To determine the velocity of sound using the provided information, we will apply the principles of sound waves in organ pipes. As both pipes are in their fundamental modes, we will utilize the fundamental frequency formulas for open and closed pipes.

1. For a closed organ pipe: The fundamental frequency, denoted as \(f_c\), is calculated using the formula \(f_c = \frac{v}{4L_c}\). Here, \(v\) represents the velocity of sound, and \(L_c = 150 \, \text{cm} = 1.5 \, \text{m}\) is the length of the closed pipe.

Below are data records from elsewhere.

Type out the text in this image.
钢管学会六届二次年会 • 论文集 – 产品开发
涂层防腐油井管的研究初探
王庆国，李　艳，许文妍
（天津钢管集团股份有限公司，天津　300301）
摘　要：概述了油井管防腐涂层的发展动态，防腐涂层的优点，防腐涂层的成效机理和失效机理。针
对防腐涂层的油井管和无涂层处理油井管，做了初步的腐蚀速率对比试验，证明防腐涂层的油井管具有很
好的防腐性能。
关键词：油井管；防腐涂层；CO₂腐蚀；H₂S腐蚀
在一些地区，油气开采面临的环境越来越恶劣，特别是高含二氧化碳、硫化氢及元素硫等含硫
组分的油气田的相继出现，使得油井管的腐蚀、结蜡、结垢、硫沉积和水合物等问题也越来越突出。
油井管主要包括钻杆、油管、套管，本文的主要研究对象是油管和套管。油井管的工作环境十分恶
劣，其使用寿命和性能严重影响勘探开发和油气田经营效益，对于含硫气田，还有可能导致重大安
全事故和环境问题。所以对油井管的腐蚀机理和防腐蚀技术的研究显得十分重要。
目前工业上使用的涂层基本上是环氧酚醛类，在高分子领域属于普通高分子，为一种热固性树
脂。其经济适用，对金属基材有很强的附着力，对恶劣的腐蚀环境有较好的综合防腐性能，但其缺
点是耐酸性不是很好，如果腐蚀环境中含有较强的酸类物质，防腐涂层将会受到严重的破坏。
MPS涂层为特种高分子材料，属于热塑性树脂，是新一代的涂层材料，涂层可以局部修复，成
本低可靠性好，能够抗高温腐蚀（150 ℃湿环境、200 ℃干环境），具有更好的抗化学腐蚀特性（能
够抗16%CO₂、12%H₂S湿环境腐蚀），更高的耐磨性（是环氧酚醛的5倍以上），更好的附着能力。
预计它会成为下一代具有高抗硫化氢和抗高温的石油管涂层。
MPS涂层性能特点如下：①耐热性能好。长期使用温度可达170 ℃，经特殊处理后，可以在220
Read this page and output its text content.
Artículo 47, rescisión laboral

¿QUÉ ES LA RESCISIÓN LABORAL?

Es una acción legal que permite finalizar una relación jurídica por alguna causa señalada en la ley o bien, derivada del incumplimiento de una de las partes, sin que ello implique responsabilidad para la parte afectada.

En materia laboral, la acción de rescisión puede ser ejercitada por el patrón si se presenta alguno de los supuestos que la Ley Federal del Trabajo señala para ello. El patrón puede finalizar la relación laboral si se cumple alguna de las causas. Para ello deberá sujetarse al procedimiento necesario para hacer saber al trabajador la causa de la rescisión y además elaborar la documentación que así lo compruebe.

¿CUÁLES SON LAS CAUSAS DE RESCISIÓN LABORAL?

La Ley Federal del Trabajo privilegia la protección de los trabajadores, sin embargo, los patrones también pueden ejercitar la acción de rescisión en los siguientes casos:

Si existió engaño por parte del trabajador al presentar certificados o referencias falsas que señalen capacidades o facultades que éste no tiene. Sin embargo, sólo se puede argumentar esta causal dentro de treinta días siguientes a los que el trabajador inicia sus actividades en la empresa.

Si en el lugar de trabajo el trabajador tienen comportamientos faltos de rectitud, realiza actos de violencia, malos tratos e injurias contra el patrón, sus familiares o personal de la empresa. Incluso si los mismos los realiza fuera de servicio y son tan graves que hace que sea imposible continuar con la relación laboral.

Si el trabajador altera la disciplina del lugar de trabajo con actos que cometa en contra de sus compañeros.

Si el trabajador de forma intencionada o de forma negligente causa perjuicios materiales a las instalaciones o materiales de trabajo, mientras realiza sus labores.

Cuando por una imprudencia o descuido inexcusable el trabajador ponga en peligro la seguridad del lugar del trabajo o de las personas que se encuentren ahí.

2. For an open organ pipe: The fundamental frequency, denoted as \(f_o\), is calculated using the formula \(f_o = \frac{v}{2L_o}\). Here, \(L_o = 350 \, \text{cm} = 3.5 \, \text{m}\) is the length of the open pipe.
3. Given that the beat frequency is 7 beats per second: The beat frequency is the absolute difference between the two fundamental frequencies, expressed as \(f_o - f_c = 7 \, \text{Hz}\).
4. The equations for the frequencies are derived as follows: \(f_c = \frac{v}{4 \times 1.5} = \frac{v}{6}\) and \(f_o = \frac{v}{2 \times 3.5} = \frac{v}{7}\).
5. Substituting these into the beat frequency equation yields: \(\left|\frac{v}{7} - \frac{v}{6}\right| = 7\).
6. Solving for \(v\): The equation simplifies to \(\left|\frac{6v - 7v}{42}\right| = 7\), which further reduces to \(\left|\frac{-v}{42}\right| = 7\). This leads to \(\frac{v}{42} = 7\), and consequently, \(v = 42 \times 7 = 294 \, \text{m/s}\).

The computed velocity of sound is \(v = 294 \, \text{m/s}\), which falls within the specified range of (294, 294).